From the wider literature, the typical threshold for harm with meat is at approximately 100g/day on average .
The Oxford-EPIC cohort lacks power in those ranges . Data on the exposure contrasts in the 45-and-Up Study are even more unpersuasive . We have far more robust data than this, with better internal validity, follow-up times, and measurements.
In this Japanese cohort with a follow-up of 14 years, diet and lifestyle covariates were largely balanced across the quantiles of red meat intake . In fact, many covariates we'd suspect to be detrimental actually favoured meat consumption. Despite this, total meat was still associated with a statistically significant 21% increase in all-cause mortality among men between the ages of 65 and 79 years old, and a borderline-significant 41% increase in all-cause mortality risk among women between the ages of 45 and 54 years old.
These results could indicate that meat consumption is more likely to lead to premature death due to an unmeasured cause earlier in life than with men. Perhaps the seemingly premature increase in mortality could plausibly be attributed to an unmeasured female-specific endpoint, such as breast cancer .
Again, just to hammer the point home, we can actually defeat the authors' position with a simple modus tollens.
P1) If meat consumption is likely to decrease mortality risk, then those consuming the most meat do not die more than those consuming the least meat.
P2) Those consuming the most meat do die more than those consuming the least meat.
C) Therefore, meat consumption is not likely to decrease mortality risk.
Given the weight and strength of the evidence in favour of meat restriction for longevity, it would be quite hilarious to see the authors attempt to reject P2. The evidence they referenced from the Oxford-EPIC cohrot and the 45-and-Up Study could be used in an attempt to reject P2. However, that evidence is very easily superseded by higher internal validity evidence with greater power, not to mention in populations that don't suffer from the same supposed confounding.
"If red meat were indeed causally driving the associations, one would anticipate finding stronger effects in systematic reviews looking specifically at red meat intake (able to evaluate a large intake gradient) compared to dietary pattern studies (smaller intake gradient) (Johnston et al., 2018)."

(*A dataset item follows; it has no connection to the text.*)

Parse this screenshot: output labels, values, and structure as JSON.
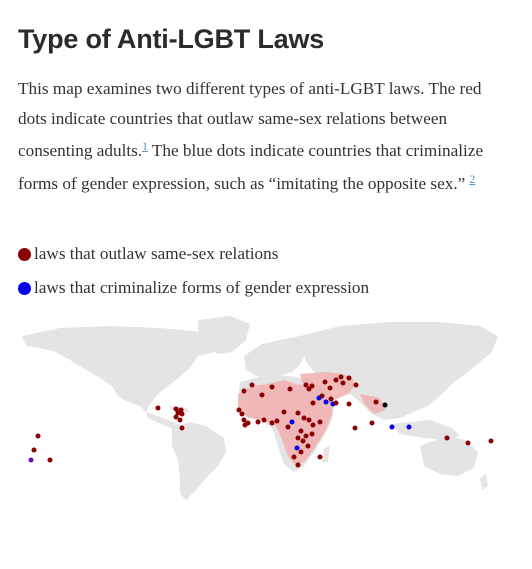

The association between all-cause mortality and red meat consumption is stronger than the inverse association between all-cause mortality and fruit and vegetable consumption in the most well-done systematic reviews . Again, what is true of the association between fruits and vegetables and all-cause mortality and red meat and all-cause mortality, such that we can infer causality for one and not the other?

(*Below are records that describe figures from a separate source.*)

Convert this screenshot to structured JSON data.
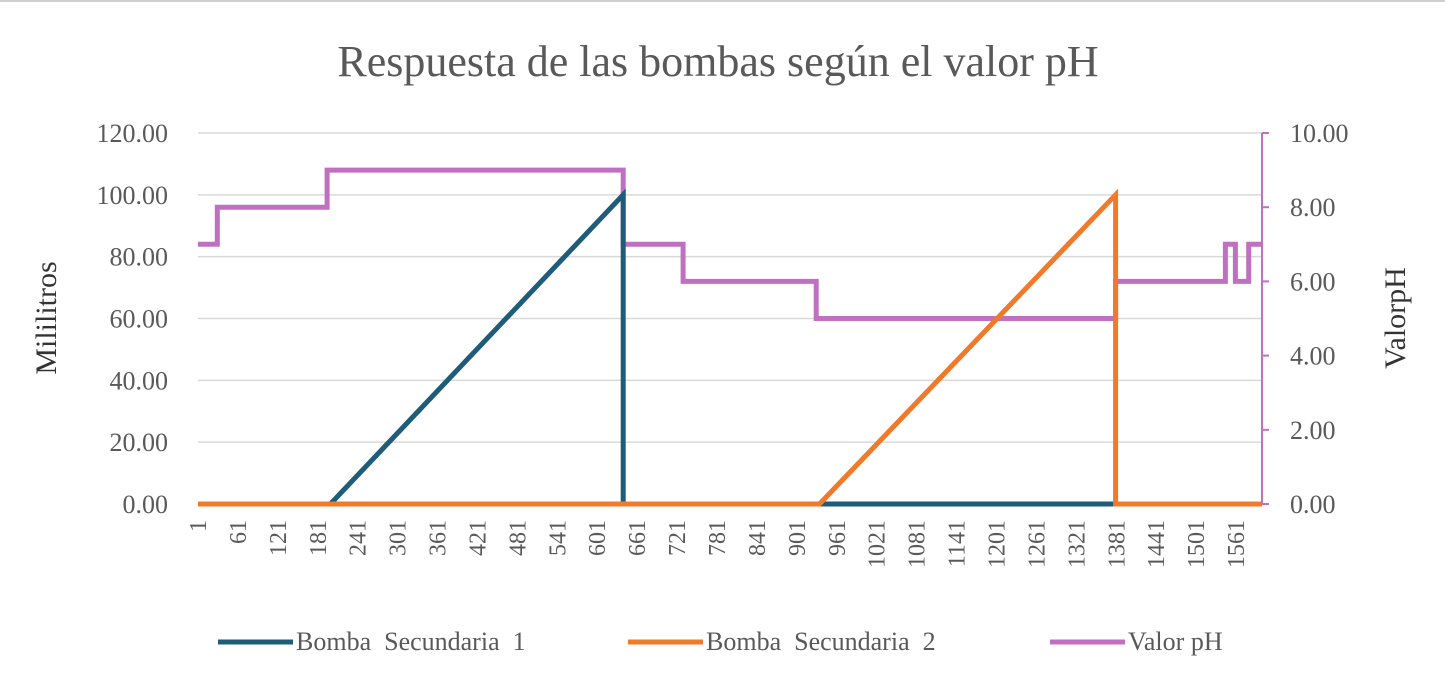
{
  "chart_data": {
    "type": "line",
    "title": "Respuesta de las bombas según el valor pH",
    "ylabel": "Mililitros",
    "y2label": "ValorpH",
    "xlim": [
      1,
      1600
    ],
    "ylim": [
      0,
      120
    ],
    "y2lim": [
      0,
      10
    ],
    "yticks": [
      "0.00",
      "20.00",
      "40.00",
      "60.00",
      "80.00",
      "100.00",
      "120.00"
    ],
    "y2ticks": [
      "0.00",
      "2.00",
      "4.00",
      "6.00",
      "8.00",
      "10.00"
    ],
    "xticks": [
      "1",
      "61",
      "121",
      "181",
      "241",
      "301",
      "361",
      "421",
      "481",
      "541",
      "601",
      "661",
      "721",
      "781",
      "841",
      "901",
      "961",
      "1021",
      "1081",
      "1141",
      "1201",
      "1261",
      "1321",
      "1381",
      "1441",
      "1501",
      "1561"
    ],
    "grid": true,
    "legend_position": "bottom",
    "series": [
      {
        "name": "Bomba  Secundaria  1",
        "axis": "left",
        "color": "#1f5c7a",
        "points": [
          [
            1,
            0
          ],
          [
            200,
            0
          ],
          [
            640,
            100
          ],
          [
            640,
            0
          ],
          [
            1380,
            0
          ]
        ]
      },
      {
        "name": "Bomba  Secundaria  2",
        "axis": "left",
        "color": "#f07a2a",
        "points": [
          [
            1,
            0
          ],
          [
            935,
            0
          ],
          [
            1380,
            100
          ],
          [
            1380,
            0
          ],
          [
            1600,
            0
          ]
        ]
      },
      {
        "name": "Valor pH",
        "axis": "right",
        "color": "#c070c0",
        "points": [
          [
            1,
            7
          ],
          [
            30,
            7
          ],
          [
            30,
            8
          ],
          [
            195,
            8
          ],
          [
            195,
            9
          ],
          [
            640,
            9
          ],
          [
            640,
            7
          ],
          [
            730,
            7
          ],
          [
            730,
            6
          ],
          [
            930,
            6
          ],
          [
            930,
            5
          ],
          [
            1380,
            5
          ],
          [
            1380,
            6
          ],
          [
            1545,
            6
          ],
          [
            1545,
            7
          ],
          [
            1560,
            7
          ],
          [
            1560,
            6
          ],
          [
            1580,
            6
          ],
          [
            1580,
            7
          ],
          [
            1600,
            7
          ]
        ]
      }
    ]
  }
}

"On the contrary, the absolute risk reductions from both reviews specific to intake versus dietary pattern (Johnston et al., 2019) were very similar in their magnitude of effect, indicating the possibility that, even after adjustment, a multitude of other diet or lifestyle components may be confounding the associations irrespective of whether they are negative or positive (Zeraatkar & Johnston, 2019)."
This literally just doesn't make any sense. Similar effect sizes are not indicators of multicollinearity or interaction between exposures. I have no idea how the authors come to this conclusion. If I punch people in the face on Mondays and kick people in the balls on Wednesdays, the risk of injury is equal between both Mondays and Wednesdays, but Mondays and Wednesdays aren't the same thing. Just as dietary patterns and individual foods aren't the same thing.
Just because the contribution of meat and diet/lifestyle factors have similar magnitudes of effect doesn't mean a mutual adjustment would do anything to either effect. Both exposures could be interacting with the outcome without interacting with each other. This is easily one of the most bizarre claims in the entire paper. They're also comparing effect sizes between analyses investigating different populations. It's just unfounded speculation.
"While such troubling incongruity can be partially ascribed to differences in methodological set-up between studies, it has been hypothesised that the associations found in the West could at least partially be seen as cultural constructs generated by responses to norms of eating right (Hite, 2018)."
Again, these associations are seen in populations that are not consuming Westernized diets . I'm not entirely sure why the authors seem to believe that these associations are limited to Western populations eating Western diets with Western attitudes toward health.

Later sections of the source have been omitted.